Coronavirus to cause deeper recession than expected in EU
The European Commission today issued a revised — and much gloomier — forecast for the EU economy for 2020.
Brussels expects that the euro-area economy will shrink by 8.7% this year, versus the 7.7% GDP contraction it forecast earlier this year.
"The economic consequences of the lockdown are more serious than we originally thought," said EU Commission vice president Valdis Dombrovskis.
The Commisssion notes that the revised prediction is based on lockdown measures lifting at a more gradual pace than it has assumed in the spring forecast, causing a “more significant” impact on economic activity than anticipated.
The economies of Spain, France, Italy and Croatia are forecast to be the worst-hit this year, with contractions of over 10% each, although recovery will be uneven across the bloc.
Looking ahead to 2021, recovery from the impact of the coronavirus pandemic is now expected to be slower than previously though, with a 6.1% increase in GDP versus the previous prediction of 6.3% in the euro zone.
The Commission stressed that its forecast today is based on high levels of uncertainty — a second wave of the pandemic could make things worse.

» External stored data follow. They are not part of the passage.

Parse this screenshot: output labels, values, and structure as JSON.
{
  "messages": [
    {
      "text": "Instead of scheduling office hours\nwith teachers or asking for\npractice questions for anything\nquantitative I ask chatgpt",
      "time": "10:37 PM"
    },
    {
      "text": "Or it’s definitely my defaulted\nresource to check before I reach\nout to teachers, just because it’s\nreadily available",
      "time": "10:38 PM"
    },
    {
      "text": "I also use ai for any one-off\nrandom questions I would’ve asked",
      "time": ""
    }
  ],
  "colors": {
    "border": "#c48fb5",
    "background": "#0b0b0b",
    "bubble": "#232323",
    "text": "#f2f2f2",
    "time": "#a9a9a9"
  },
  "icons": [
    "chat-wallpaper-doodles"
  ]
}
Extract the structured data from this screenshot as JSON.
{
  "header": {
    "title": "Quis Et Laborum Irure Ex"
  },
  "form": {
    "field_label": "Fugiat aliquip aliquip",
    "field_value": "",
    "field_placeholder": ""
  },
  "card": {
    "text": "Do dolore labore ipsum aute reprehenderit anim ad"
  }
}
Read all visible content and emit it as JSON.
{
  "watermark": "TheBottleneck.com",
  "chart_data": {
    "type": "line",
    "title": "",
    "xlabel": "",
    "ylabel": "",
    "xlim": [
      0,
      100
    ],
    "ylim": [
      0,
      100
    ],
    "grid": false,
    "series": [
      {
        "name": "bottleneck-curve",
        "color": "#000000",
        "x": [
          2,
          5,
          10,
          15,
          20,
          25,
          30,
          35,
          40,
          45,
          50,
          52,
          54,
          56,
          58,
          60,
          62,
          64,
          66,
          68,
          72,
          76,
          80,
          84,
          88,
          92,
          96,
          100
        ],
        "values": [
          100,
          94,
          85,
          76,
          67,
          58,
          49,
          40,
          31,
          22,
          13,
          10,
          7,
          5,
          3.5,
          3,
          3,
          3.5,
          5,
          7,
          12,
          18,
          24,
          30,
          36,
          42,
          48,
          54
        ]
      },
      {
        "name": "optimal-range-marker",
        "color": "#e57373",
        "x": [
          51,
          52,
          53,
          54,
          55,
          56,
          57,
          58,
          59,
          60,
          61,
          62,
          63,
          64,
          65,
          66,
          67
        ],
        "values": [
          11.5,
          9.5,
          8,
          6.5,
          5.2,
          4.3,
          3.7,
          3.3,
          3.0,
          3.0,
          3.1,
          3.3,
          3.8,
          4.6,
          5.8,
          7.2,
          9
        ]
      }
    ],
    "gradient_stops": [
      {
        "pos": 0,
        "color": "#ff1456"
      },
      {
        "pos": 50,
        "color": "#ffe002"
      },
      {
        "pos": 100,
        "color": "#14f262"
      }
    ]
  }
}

“This forecast shows the destructive economic effects of this pandemic,” said EU economic commissioner Paolo Gentiloni in a statement.
He urged EU member states to come to a “swift agreement” on the coronavirus recovery fund proposal that is currently on the table “to inject both new confidence and new financing into our economies at this critical time.”
READ MORE: Merkel and Macron cement support for €750bn EU recovery fund
EU leaders will meet in Brussels on 17 and 18 July to try and reach an agreement on the €750bn (£683bn, $844bn) recovery package.
German chancellor Angela Merkel and French president Emmanuel Macron are spearheading the push to bring member states to an agreement as soon as possible. Reaching consensus, however, could be a tough task, as a number of countries, including Austria and the Netherlands, are opposed to taking on mutual debt to finance the €500bn that would be issued as non-repayable grants to countries in need.